Earlier this year, Bondurant associates Jeff Chen and Matthew Sellers filed an amicus brief in the U.S. Supreme Court in Bowe v. United States, a federal habeas case arising out of the Eleventh Circuit. Jeff and Matthew submitted the brief, which supports Petitioner Michael Bowe, on behalf of a group of legal scholars, including Steve Vladeck, the Agnes Williams Sesquicentennial Professor of Federal Courts at the Georgetown University Law Center, who also co-authored the brief.
The Supreme Court heard argument in Bowe last week, during which Mr. Bowe’s counsel cited and summarized the amicus brief in response to questioning from several Justices about Congress’s power over the Supreme Court’s jurisdiction.
Bowe highlights conflicting interpretations of a statute that limits repeat habeas corpus petitions. Several federal courts, including the Eleventh Circuit, have applied the statute to federal prisoners, which has effectively foreclosed relief to people like Mr. Bowe who are serving time for convictions that are no longer legally valid.
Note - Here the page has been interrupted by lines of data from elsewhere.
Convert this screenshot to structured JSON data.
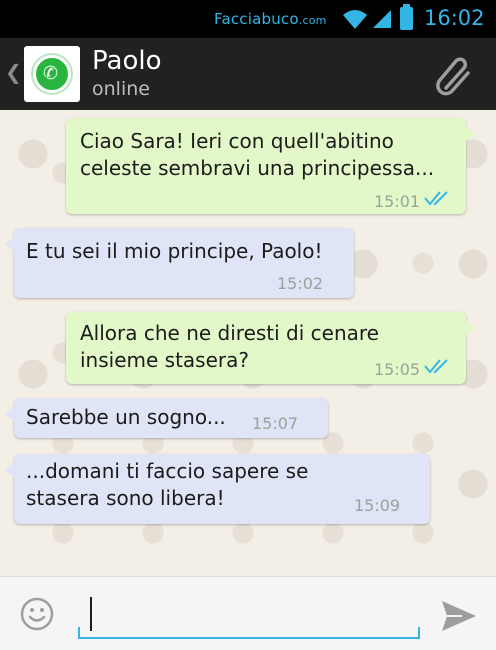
{
  "statusbar": {
    "brand_main": "Facciabuco",
    "brand_suffix": ".com",
    "time": "16:02"
  },
  "header": {
    "contact_name": "Paolo",
    "contact_status": "online"
  },
  "messages": [
    {
      "direction": "out",
      "text_lines": [
        "Ciao Sara! Ieri con quell'abitino",
        "celeste sembravi una principessa..."
      ],
      "time": "15:01",
      "read": true
    },
    {
      "direction": "in",
      "text_lines": [
        "E tu sei il mio principe, Paolo!"
      ],
      "time": "15:02"
    },
    {
      "direction": "out",
      "text_lines": [
        "Allora che ne diresti di cenare",
        "insieme stasera?"
      ],
      "time": "15:05",
      "read": true
    },
    {
      "direction": "in",
      "text_lines": [
        "Sarebbe un sogno..."
      ],
      "time": "15:07"
    },
    {
      "direction": "in",
      "text_lines": [
        "...domani ti faccio sapere se",
        "stasera sono libera!"
      ],
      "time": "15:09"
    }
  ],
  "composer": {
    "value": "",
    "placeholder": ""
  },
  "colors": {
    "accent": "#33b5e5",
    "outgoing_bubble": "#e2f8c8",
    "incoming_bubble": "#dfe4f6",
    "header_bg": "#212121",
    "whatsapp_green": "#2ab540"
  },
  "icons": {
    "back": "chevron-left-icon",
    "avatar": "whatsapp-logo-icon",
    "attach": "paperclip-icon",
    "emoji": "smiley-icon",
    "send": "send-arrow-icon",
    "read": "double-check-icon",
    "wifi": "wifi-icon",
    "signal": "signal-icon",
    "battery": "battery-icon"
  }
}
Jeff and Matthew’s amicus brief addresses a neighboring statutory provision that strips the Supreme Court of jurisdiction to review gatekeeping determinations regarding repeat habeas corpus petitions. After describing the constitutional limits on Congress’s power to take jurisdiction away from the Supreme Court, the brief warns that construing the jurisdiction-stripping provision to apply to Mr. Bowe’s case would raise serious constitutional concerns.